Na série “Sob Pressão”, da Globo Filmes, é relatada a trajetória de médicos que enfrentaram diversos desafios originados pelo sistema hospitalar precário que comprometia a realização de um bom serviço. Paralelamente, de forma a correlacionar com o lúdico, é perceptível uma semelhança entre essa série e a realidade brasileira, posto que a saúde pública almejada ainda é um desafio. Esse imbróglio é motivado tanto pela política de promoção da vitalidade ineficiente quanto pelo déficit orçamentário federal.

Em primeiro lugar, vale salientar que a ausência de políticas públicas efetivas tem, consideravelmente, um efeito retrógrado à consolidação da saúde pública positiva, posto que a majori-tária população canarinho que vivem condições de subsistência apresentam determinantes sociais - saneamento básico e lazer, por exemplo - deficitários. Esse fundamento vai contra o pensamento do filósofo inglês Francis Bacon, no livro “Nova Atlântida”, segundo o qual é necessário que todos os setores essenciais estejam em harmonia para a construção de um lugar mais vitalício e saudável. Nesse sentido, é indubitável que, enquanto os princípios fundamentais assegurados pela Constituição Federal não convergirem a determinado objetivo, a promoção do bem-estar não será concretizada.

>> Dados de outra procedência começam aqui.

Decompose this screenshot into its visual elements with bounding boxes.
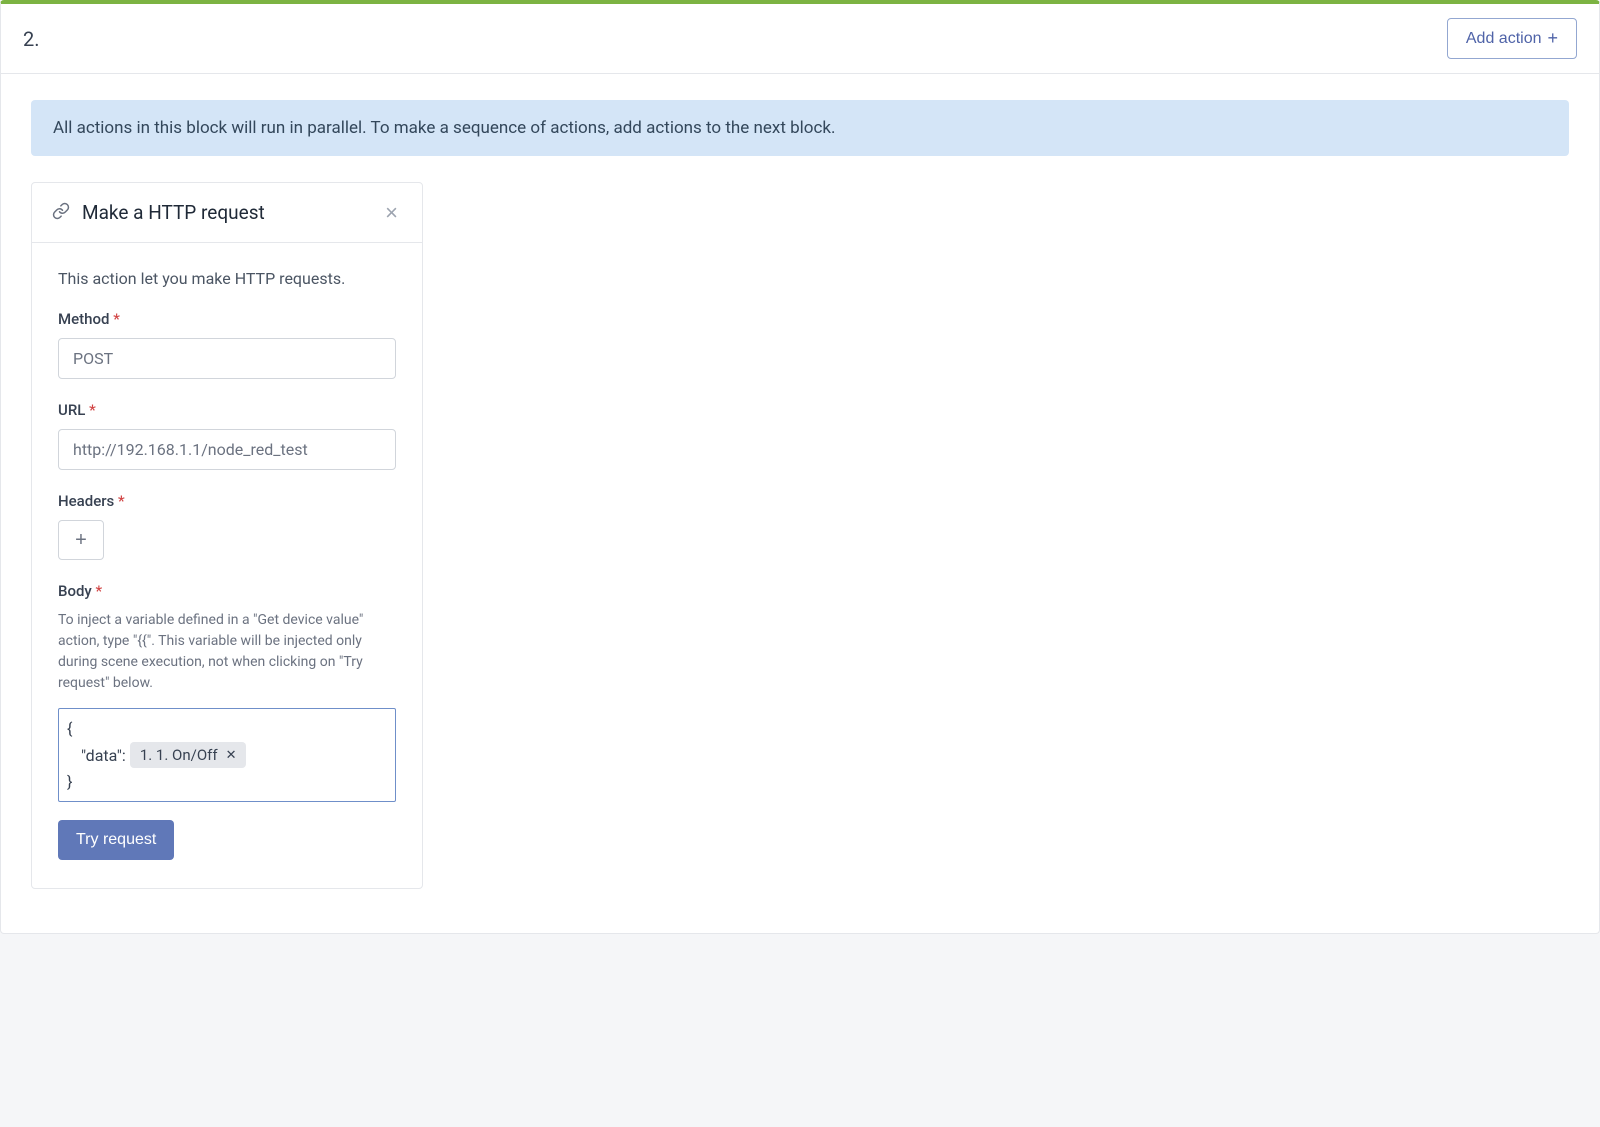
body-editor[interactable]: { "data": 1. 1. On/Off ✕ } — [58, 708, 396, 802]
block-header: 2. Add action + — [1, 4, 1599, 74]
action-block: 2. Add action + All actions in this bloc… — [0, 0, 1600, 934]
action-title: Make a HTTP request — [82, 201, 265, 224]
required-marker: * — [113, 310, 120, 328]
body-line-close: } — [67, 770, 387, 793]
headers-label: Headers * — [58, 492, 396, 510]
body-help-text: To inject a variable defined in a "Get d… — [58, 610, 396, 694]
close-icon[interactable]: × — [381, 202, 402, 224]
action-card-header: Make a HTTP request × — [32, 183, 422, 243]
variable-chip[interactable]: 1. 1. On/Off ✕ — [130, 742, 247, 768]
required-marker: * — [96, 582, 103, 600]
required-marker: * — [89, 401, 96, 419]
url-label: URL * — [58, 401, 396, 419]
action-description: This action let you make HTTP requests. — [58, 269, 396, 288]
action-card-title-group: Make a HTTP request — [52, 201, 265, 224]
variable-chip-label: 1. 1. On/Off — [140, 746, 218, 764]
url-field[interactable] — [58, 429, 396, 470]
body-line-open: { — [67, 717, 387, 740]
required-marker: * — [118, 492, 125, 510]
add-header-button[interactable]: + — [58, 520, 104, 560]
link-icon — [52, 202, 70, 224]
action-card: Make a HTTP request × This action let yo… — [31, 182, 423, 889]
action-card-body: This action let you make HTTP requests. … — [32, 243, 422, 888]
add-action-button[interactable]: Add action + — [1447, 18, 1577, 59]
method-label: Method * — [58, 310, 396, 328]
plus-icon: + — [1547, 28, 1558, 49]
block-body: All actions in this block will run in pa… — [1, 74, 1599, 933]
body-key: "data": — [81, 746, 126, 765]
body-line-data: "data": 1. 1. On/Off ✕ — [67, 740, 387, 770]
body-label: Body * — [58, 582, 396, 600]
add-action-label: Add action — [1466, 30, 1542, 48]
info-banner: All actions in this block will run in pa… — [31, 100, 1569, 156]
method-field[interactable] — [58, 338, 396, 379]
block-number: 2. — [23, 27, 40, 51]
chip-remove-icon[interactable]: ✕ — [226, 747, 237, 763]
try-request-button[interactable]: Try request — [58, 820, 174, 860]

Ademais, cabe ressaltar a Emenda Constitucional referente ao Teto de Gastos, a qual, em 2019, ofertou apenas 15% da receita da corrente líquida do ano ao investimento na saúde. O respectivo dado evidencia, intrinsecamente, um impacto no atendimento adequado face à carência de aparelhos técnicos e medicamentos, bem como na compreensão convicta de casos clínicos específicos, uma vez que os recursos serão insuficientes para a manutenção de equipamentos tecnológicos, como os ultrassons, principalmente em regiões hipossuficientes. Dessa forma, o tecido social de diversas subregiões brasileiras apresentarão dificuldades para o tratamento e a solução de seus problemas, o que causa um estado de calamidade em detrimento das complicações vitais.

Depreende-se, portanto, que medidas sejam tomadas a fim de que a saúde pública ideal seja efetivada. Destarte, o Ministério da Saúde, em parceria com o Ministério da Economia, deve, por meio da concessão de verbas e benefícios, realizar uma política de investimento em saúde e saneamento básico justa para que a nação canarinho não se torne vulnerável a consequências severas que provocam um caos social. Tal método será efetuado com o apoio das Secretarias dos Estados em informar quais subregiões mais carecem desses investimentos. Faz-se, imperativo, também que Orga-nizações Não Governamentais realizem atividades físicas e dinâmicas lúdicas que promovam o bem-estar social. Assim, um ambiente divergente de “Sob Pressão” será visto nacionalmente.